Beitragvon 1von6,5Milliarden » Fr 1. Apr 2011, 09:29

stine hat geschrieben: aber das bürgerliche Verständnis von Demokratie ist höchstwahrscheinlich immer noch das Mehrheitswahlrecht.
Nein, sicherlich nicht in Deutschland, du bist da irgendwie wohl eher ein Sonderfall. In Deutschland waren die demokratischen Systeme (BRD und "Weimarer Republik") immer mit dem Verhältniswahlrecht gesegnet, also kann es gar kein "immer noch" geben. Außer das persönliche politische iNteresse wäre rein durch angelsächsche Wahlen (im Fernsehen *bg*) geprägt worden. Die x-Prozent-Hürde ist übrigens ein indirektes Erbe von der Weimarer Republik, dort gab es sowas eben nicht und die "Zersplitterung des Parlamentes" und dadurch teilweise "UNregierbarkeit" war ein Problem, was eben damit vermieden werden sollte. Die auf Bundesebene aktuelle 5-Prozent-Hürde hat damit aber auch deutliche Nachteile - je nach Zersplitterung könnte damit (theoretisch) sogar ein relativ große Anteil der gültigen, abgegebenen Stimmen im Endeffekt belanglos bleiben.

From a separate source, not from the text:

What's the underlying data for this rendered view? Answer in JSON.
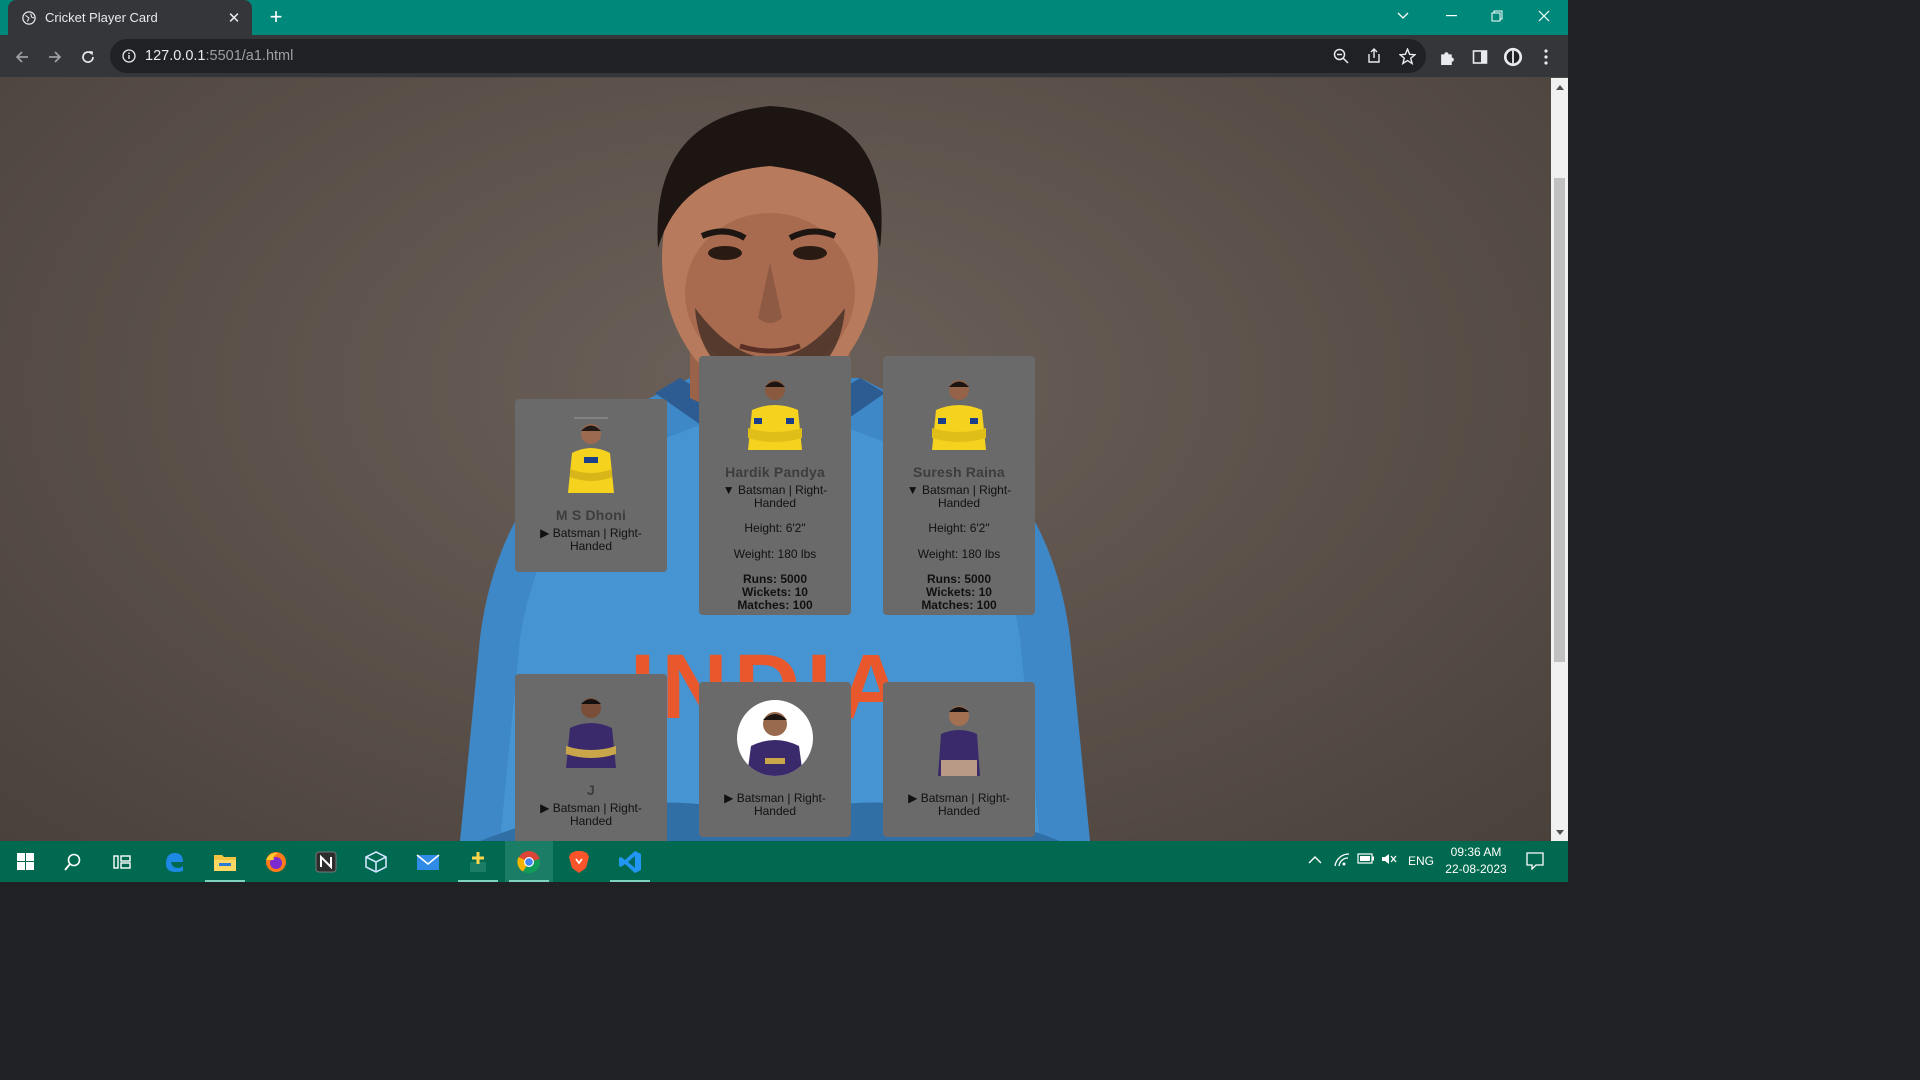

Dies mildert der Direktwahlteil (Erststimme, Mehrheitswahl in Stimmkreisen mit Direktkandidat) wiederum etwas ab, so kann u.U. eine Minderheit die regional aber bedeutsam ist, eben trotzdem Sitze im Parlament "erobern".

@ stine: du hast ganz einfach ein Problem mit dem Begriff "Mehrheit". Du verwechselst Mehrheit mit "größte Gruppe", Mehrheit bezieht sich aufs Ganze.